Last week in a conversation, Paul said, “When it comes to Google Analytics, I learned about as much as I could but I’m a Communications guy. I have an English degree. I don’t have the brains for analytics.”
Okay, a bit of a rant here. There is no such thing as not having the brains for analytics. You may not have had the academic background or the natural aptitude that some folks have, but for the most part, we all pretty much have the same model of brain. So you do have the brain for it.
When people say they don’t have a head for math, what they’re really saying is one of three things.
First, they’re saying they have a lack of confidence in their existing mathematical skills, perhaps even a fear of the subject because of traumatic early educational experiences. All it takes is one bad teacher somewhere along the line in childhood to put someone off a subject forever.
Second, they’re saying they have made a conscious choice not to learn more, not to make the effort to learn the subject any deeper than they already have.
Third, they’re saying their time, energy, and emotional wellness is better used towards pursuits they enjoy more.
None of these things are wrong. None of these things indicate that you’re deficient somehow as a human being or professionally as a marketer. They’re simply stated facts. If you don’t want to learn analytics, that’s fine. Hire someone who does, or work with an agency partner that does.

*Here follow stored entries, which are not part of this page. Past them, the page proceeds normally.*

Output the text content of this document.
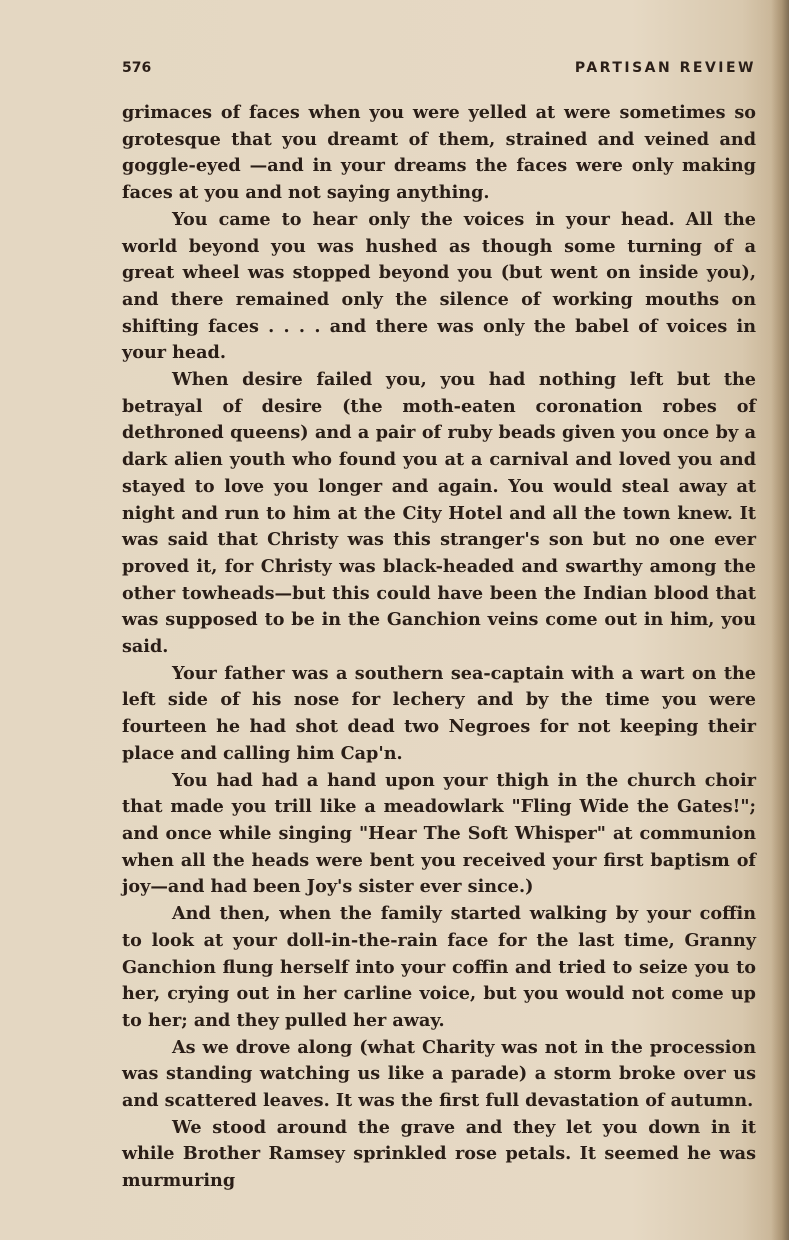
576	PARTISAN REVIEW

grimaces of faces when you were yelled at were sometimes so grotesque that you dreamt of them, strained and veined and goggle-eyed —and in your dreams the faces were only making faces at you and not saying anything.

You came to hear only the voices in your head. All the world beyond you was hushed as though some turning of a great wheel was stopped beyond you (but went on inside you), and there remained only the silence of working mouths on shifting faces . . . . and there was only the babel of voices in your head.

When desire failed you, you had nothing left but the betrayal of desire (the moth-eaten coronation robes of dethroned queens) and a pair of ruby beads given you once by a dark alien youth who found you at a carnival and loved you and stayed to love you longer and again. You would steal away at night and run to him at the City Hotel and all the town knew. It was said that Christy was this stranger's son but no one ever proved it, for Christy was black-headed and swarthy among the other towheads—but this could have been the Indian blood that was supposed to be in the Ganchion veins come out in him, you said.

Your father was a southern sea-captain with a wart on the left side of his nose for lechery and by the time you were fourteen he had shot dead two Negroes for not keeping their place and calling him Cap'n.

You had had a hand upon your thigh in the church choir that made you trill like a meadowlark "Fling Wide the Gates!"; and once while singing "Hear The Soft Whisper" at communion when all the heads were bent you received your first baptism of joy—and had been Joy's sister ever since.)

And then, when the family started walking by your coffin to look at your doll-in-the-rain face for the last time, Granny Ganchion flung herself into your coffin and tried to seize you to her, crying out in her carline voice, but you would not come up to her; and they pulled her away.

As we drove along (what Charity was not in the procession was standing watching us like a parade) a storm broke over us and scattered leaves. It was the first full devastation of autumn.

We stood around the grave and they let you down in it while Brother Ramsey sprinkled rose petals. It seemed he was murmuring
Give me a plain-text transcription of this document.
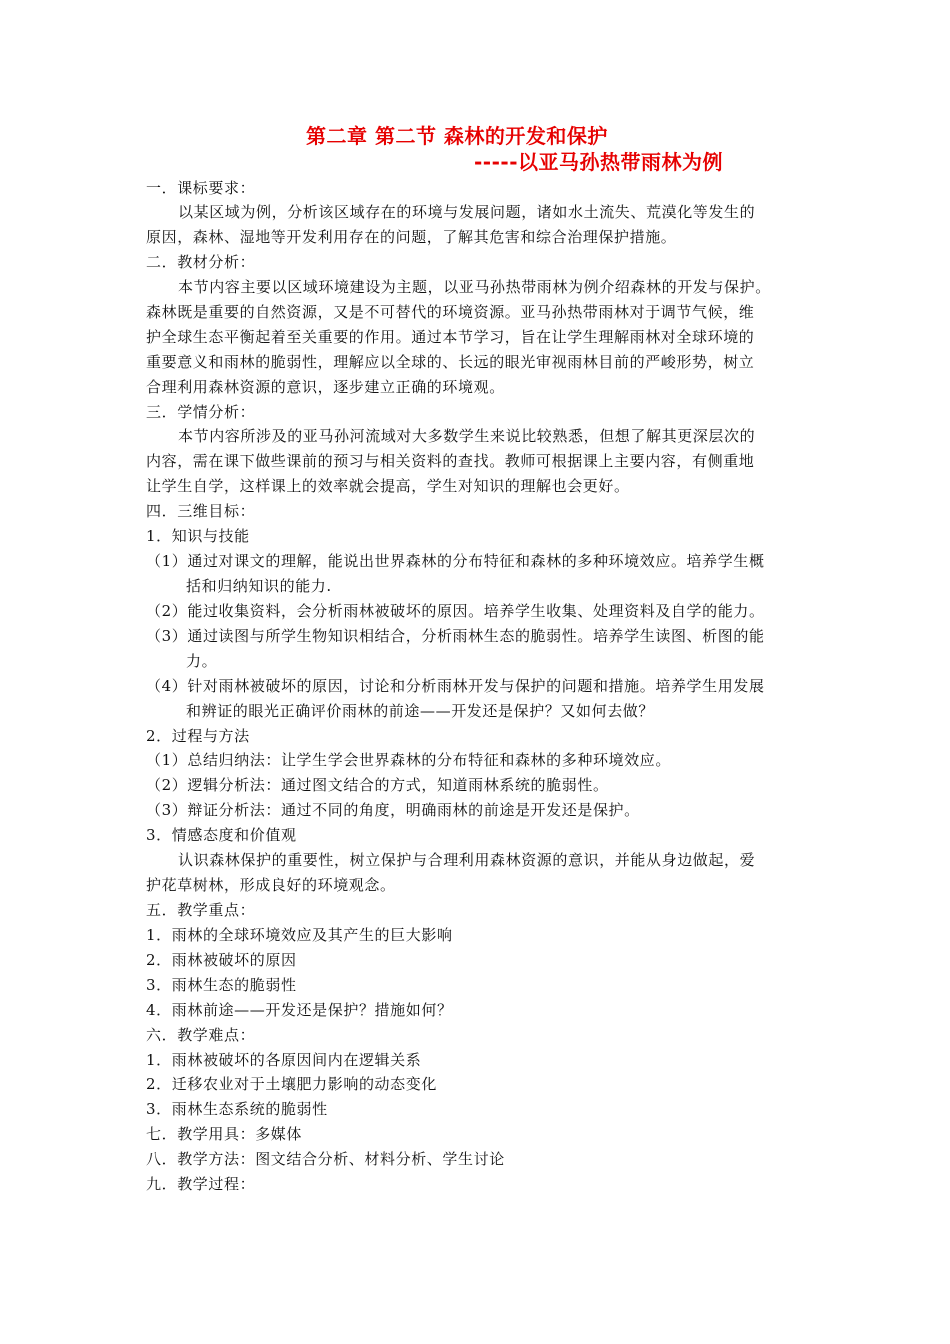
第二章 第二节 森林的开发和保护
-----以亚马孙热带雨林为例
一．课标要求：
以某区域为例，分析该区域存在的环境与发展问题，诸如水土流失、荒漠化等发生的
原因，森林、湿地等开发利用存在的问题，了解其危害和综合治理保护措施。
二．教材分析：
本节内容主要以区域环境建设为主题，以亚马孙热带雨林为例介绍森林的开发与保护。
森林既是重要的自然资源，又是不可替代的环境资源。亚马孙热带雨林对于调节气候，维
护全球生态平衡起着至关重要的作用。通过本节学习，旨在让学生理解雨林对全球环境的
重要意义和雨林的脆弱性，理解应以全球的、长远的眼光审视雨林目前的严峻形势，树立
合理利用森林资源的意识，逐步建立正确的环境观。
三．学情分析：
本节内容所涉及的亚马孙河流域对大多数学生来说比较熟悉，但想了解其更深层次的
内容，需在课下做些课前的预习与相关资料的查找。教师可根据课上主要内容，有侧重地
让学生自学，这样课上的效率就会提高，学生对知识的理解也会更好。
四．三维目标：
1．知识与技能
（1）通过对课文的理解，能说出世界森林的分布特征和森林的多种环境效应。培养学生概
括和归纳知识的能力.
（2）能过收集资料，会分析雨林被破坏的原因。培养学生收集、处理资料及自学的能力。
（3）通过读图与所学生物知识相结合，分析雨林生态的脆弱性。培养学生读图、析图的能
力。
（4）针对雨林被破坏的原因，讨论和分析雨林开发与保护的问题和措施。培养学生用发展
和辨证的眼光正确评价雨林的前途——开发还是保护？又如何去做？
2．过程与方法
（1）总结归纳法：让学生学会世界森林的分布特征和森林的多种环境效应。
（2）逻辑分析法：通过图文结合的方式，知道雨林系统的脆弱性。
（3）辩证分析法：通过不同的角度，明确雨林的前途是开发还是保护。
3．情感态度和价值观
认识森林保护的重要性，树立保护与合理利用森林资源的意识，并能从身边做起，爱
护花草树林，形成良好的环境观念。
五．教学重点：
1．雨林的全球环境效应及其产生的巨大影响
2．雨林被破坏的原因
3．雨林生态的脆弱性
4．雨林前途——开发还是保护？措施如何？
六．教学难点：
1．雨林被破坏的各原因间内在逻辑关系
2．迁移农业对于土壤肥力影响的动态变化
3．雨林生态系统的脆弱性
七．教学用具：多媒体
八．教学方法：图文结合分析、材料分析、学生讨论
九．教学过程：
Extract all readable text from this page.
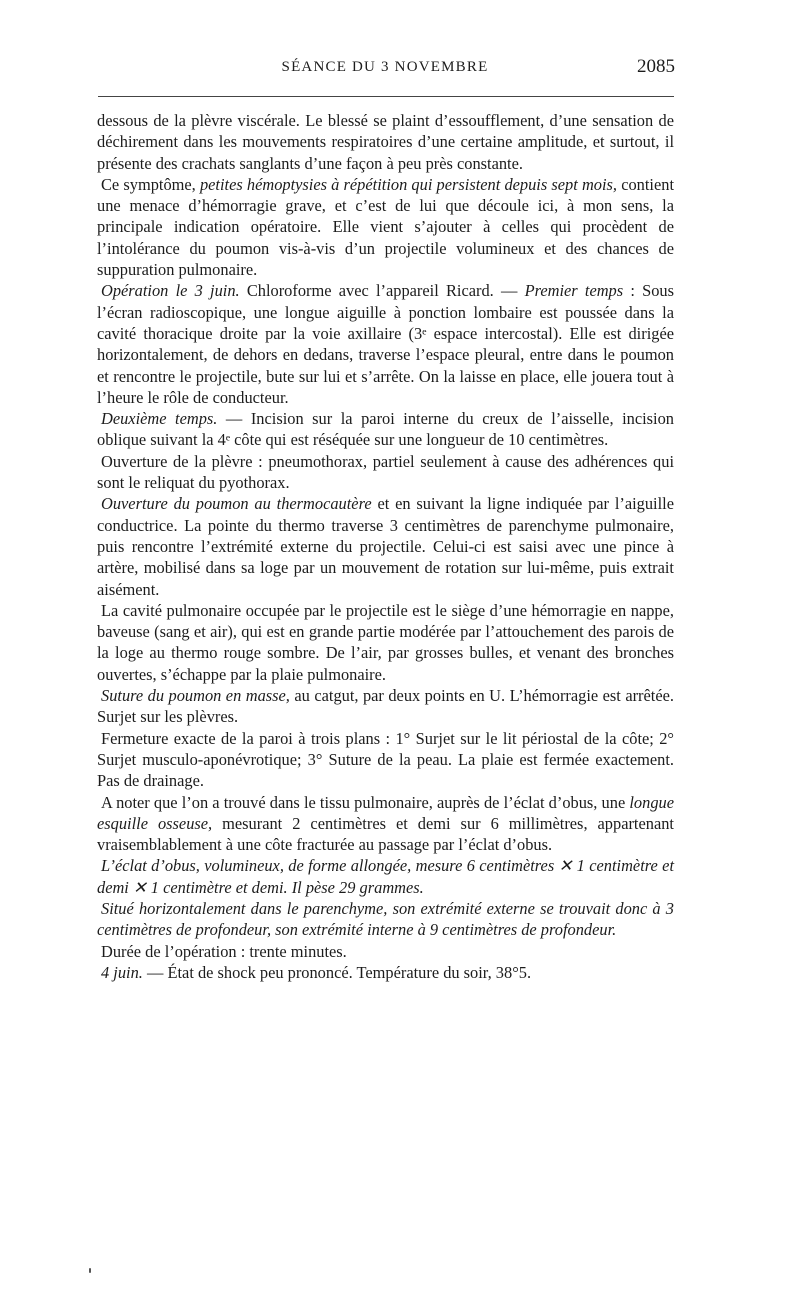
SÉANCE DU 3 NOVEMBRE	2085

dessous de la plèvre viscérale. Le blessé se plaint d’essoufflement, d’une sensation de déchirement dans les mouvements respiratoires d’une certaine amplitude, et surtout, il présente des crachats sanglants d’une façon à peu près constante.

Ce symptôme, petites hémoptysies à répétition qui persistent depuis sept mois, contient une menace d’hémorragie grave, et c’est de lui que découle ici, à mon sens, la principale indication opératoire. Elle vient s’ajouter à celles qui procèdent de l’intolérance du poumon vis-à-vis d’un projectile volumineux et des chances de suppuration pulmonaire.

Opération le 3 juin. Chloroforme avec l’appareil Ricard. — Premier temps : Sous l’écran radioscopique, une longue aiguille à ponction lombaire est poussée dans la cavité thoracique droite par la voie axillaire (3ᵉ espace intercostal). Elle est dirigée horizontalement, de dehors en dedans, traverse l’espace pleural, entre dans le poumon et rencontre le projectile, bute sur lui et s’arrête. On la laisse en place, elle jouera tout à l’heure le rôle de conducteur.

Deuxième temps. — Incision sur la paroi interne du creux de l’aisselle, incision oblique suivant la 4ᵉ côte qui est réséquée sur une longueur de 10 centimètres.

Ouverture de la plèvre : pneumothorax, partiel seulement à cause des adhérences qui sont le reliquat du pyothorax.

Ouverture du poumon au thermocautère et en suivant la ligne indiquée par l’aiguille conductrice. La pointe du thermo traverse 3 centimètres de parenchyme pulmonaire, puis rencontre l’extrémité externe du projectile. Celui-ci est saisi avec une pince à artère, mobilisé dans sa loge par un mouvement de rotation sur lui-même, puis extrait aisément.

La cavité pulmonaire occupée par le projectile est le siège d’une hémorragie en nappe, baveuse (sang et air), qui est en grande partie modérée par l’attouchement des parois de la loge au thermo rouge sombre. De l’air, par grosses bulles, et venant des bronches ouvertes, s’échappe par la plaie pulmonaire.

Suture du poumon en masse, au catgut, par deux points en U. L’hémorragie est arrêtée. Surjet sur les plèvres.

Fermeture exacte de la paroi à trois plans : 1° Surjet sur le lit périostal de la côte; 2° Surjet musculo-aponévrotique; 3° Suture de la peau. La plaie est fermée exactement. Pas de drainage.

A noter que l’on a trouvé dans le tissu pulmonaire, auprès de l’éclat d’obus, une longue esquille osseuse, mesurant 2 centimètres et demi sur 6 millimètres, appartenant vraisemblablement à une côte fracturée au passage par l’éclat d’obus.

L’éclat d’obus, volumineux, de forme allongée, mesure 6 centimètres ✕ 1 centimètre et demi ✕ 1 centimètre et demi. Il pèse 29 grammes.

Situé horizontalement dans le parenchyme, son extrémité externe se trouvait donc à 3 centimètres de profondeur, son extrémité interne à 9 centimètres de profondeur.

Durée de l’opération : trente minutes.

4 juin. — État de shock peu prononcé. Température du soir, 38°5.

The most important part of analytics isn’t the analysis. The most important part of analytics is making decisions based on the analysis. You can hire or work with someone else to do the analysis, present you informed choices, and make decisions. That’s the critical part. You need access to the analytical skills – yours or someone else’s – commensurate with the decisions you need to make.
Here’s another important point. Analytical skill isn’t binary. It isn’t all or nothing. You aren’t either a dunce or a genius; no one is born knowing how to do analytics or statistics. One of the dangers of the modern marketing era is that we seem to see every skill as binary, that you’re either a beginner or an expert. That’s compounded by the number of people hawking expertise as though it were something you could achieve overnight if only you bought their course, etc., and our relentless need to compare ourselves to others.
The reality is analytics capabilities are skills, and like any skill, you will be at different points along your journey. Think about how ridiculous it sounds if you port this to a different discipline like cooking. Imagine telling someone either you can’t cook at all or you have to cook like Gordon Ramsay, that there’s no in-between. It’s absurd. Literally every competent adult has some kind of cooking skill, even if it’s just putting two slices of bread in a toaster.
There are many grades of cooking skill. There’s the beginner who is boiling water and making toast. There’s the intermediate, the person who’s cooking more complex dishes. There’s the advanced practitioner, that person who hosts the best dinners and can make complex, challenging dishes with care. And there are the legitimate experts and masters who can cook damn near anything.
You’re probably somewhere on that spectrum, and you have different skills even within there. You may be a grill expert but you couldn’t bake a cake to save your life. You may be able to create the most heavenly flaky croissants, but your rice may as well be a bowl of gravel. All skill is relative. Are there better chefs, better cooks in the world than you? Yes. Are you competing with them? Only in your own mind, unless you are literally a professional chef as your day job.
Analytics is no different. There are beginning analytics and statistics skills everyone should have, the ability to do basic computations like addition, subtraction, multiplication, and division. There are intermediate skills like being able to interpret and create charts, graphs, and tables. There are advanced skills like being able to do regression analysis. And there are expert skills where you transition into things like data science and machine learning.
But just because you can’t write code to address the Google Analytics API or you can’t build a neural network does not mean you can’t apply analytics skills to your work, just as not being able to make the perfect truffled hollandaise sauce does not mean you can’t make a decent egg and toast breakfast.
If you want your career to develop and grow, if you want to add more value to the companies you work for and earn commensurately more value for yourself, abandon the idea that you don’t have the head for something. If you make a conscious choice not to do something, be honest with yourself. If it makes you emotionally unhappy or it’s not where you deliver the highest value, that’s totally fine. Say that, to yourself and to others as appropriate. Once you let go of that self-imposed limitation, you might find that working in analytics at a skill level appropriate to where you are in your journey might be more enjoyable than you think.